Indian Army sets up Quantum Lab, Artificial Intelligence Centre | 31 Dec 2021

For Prelims: Quantum Computing, Artificial Intelligence, Internet-of-Things, Industrial Revolution 4.0.

For Mains: Applications of Quantum Technology and associated Challenges, Artificial Intelligence and its advantages and disadvantages.

Why in News

The Indian Army has set up a Quantum Computing Laboratory and a centre for Artificial Intelligence in Mhow, Madhya Pradesh.

Key Points

  • About:
    • The Quantum Computing Laboratory has been established with the help of the National Security Council Secretariat (NSCS), to spearhead research and training in this key developing field.
      • National Security Council is a three-tiered organization that oversees political, economic, energy and security issues of strategic concern.
    • Indian Army has also established an Artificial Intelligence (AI) Centre at the same institution with over 140 deployments in forward areas and active support of industry and academia.
    • Training on cyber warfare is being imparted through a state-of-the-art cyber range and cyber security labs.
  • Objective:
    • The two Centres will carry out extensive research in developing the transformative technologies for use by the armed forces.
    • The Centres will also facilitate the research and training in the developing field of Quantum and artificial intelligence.
    • It will help it facilitate the next generation of communication and transform the current system of cryptography to post-quantum cryptography.
    • The key thrust areas of Quantum Technology are Quantum Key Distribution, quantum computing and quantum communication.
      • QKD, also called Quantum Cryptography, is a mechanism to develop secure communication.
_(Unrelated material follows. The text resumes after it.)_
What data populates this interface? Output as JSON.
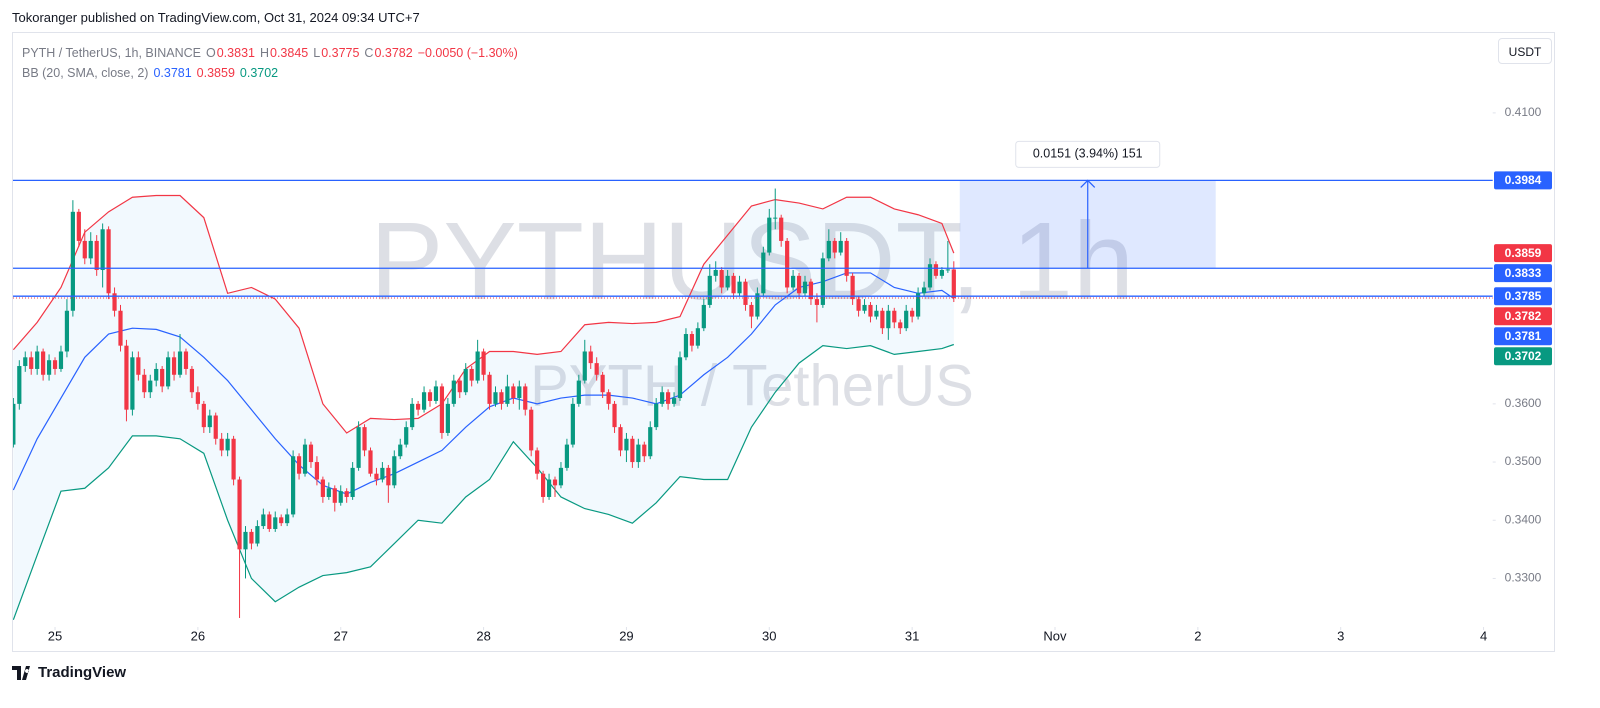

Quantum Technology/Computing

  • About:
    • Quantum Technology is based on the principles of Quantum mechanics that was developed in the early 20th century to describe nature at the scale of atoms and elementary particles.
    • Using quantum superposition, a set of unbreakable codes or super-speedy information processing, quantum computers are able to mimic several classical computers working in parallel.
      • Quantum computers compute in ‘qubits’ (or quantum bits). They exploit the properties of quantum mechanics, the science that governs how matter behaves on the atomic scale.
    • The first phase of this revolutionary technology has provided the foundations of our understanding of the physical world, including the interaction of light and matter, and led to popular inventions such as lasers and semiconductor transistors.
  • Applications:
    • Secure Communication:
      • China recently demonstrated secure quantum communication links between terrestrial stations and satellites.
      • This area is significant to satellites, military and cyber security among others as it promises unimaginably fast computing and safe, unhackable satellite communication to its users.
    • Research:
      • It can help in solving some of the fundamental questions in physics related to gravity, black holes etc.
      • Similarly, the quantum initiative could give a big boost to the Genome India project.
    • Disaster Management:
    • Pharmaceutical:
      • Quantum computing could reduce the time frame of the discovery of new molecules and related processes to a few days from the present 10-year slog that scientists put in.
    • Augmenting Industrial revolution 4.0:
  • Challenges Associated with Quantum Computing:
    • The dark side of quantum computing is the disruptive effect that it can have on cryptographic encryption, which secures communications and computers.
    • It might pose a challenge for the government also because if this technology goes into the wrong hands, all the government’s official and confidential data will be at risk of being hacked and misused.
  • Related Indian Initiatives:
    • Budget 2020 allocated Rs 8000 Crore to a National Mission on Quantum Technologies & Applications (NM-QTA) for a period of five years.
    • In 2018, the Union Cabinet approved the launch of the National Mission on Interdisciplinary Cyber-Physical Systems (NM-ICPS) to make India a leading player in Cyber-Physical Systems.
    • In 2018, the government initiated serious discussions in quantum technologies and kick started research projects across 51 organisations under QUEST – Quantum Enabled Science and Technology. However, no significant progress is made in this field until NM-QTA.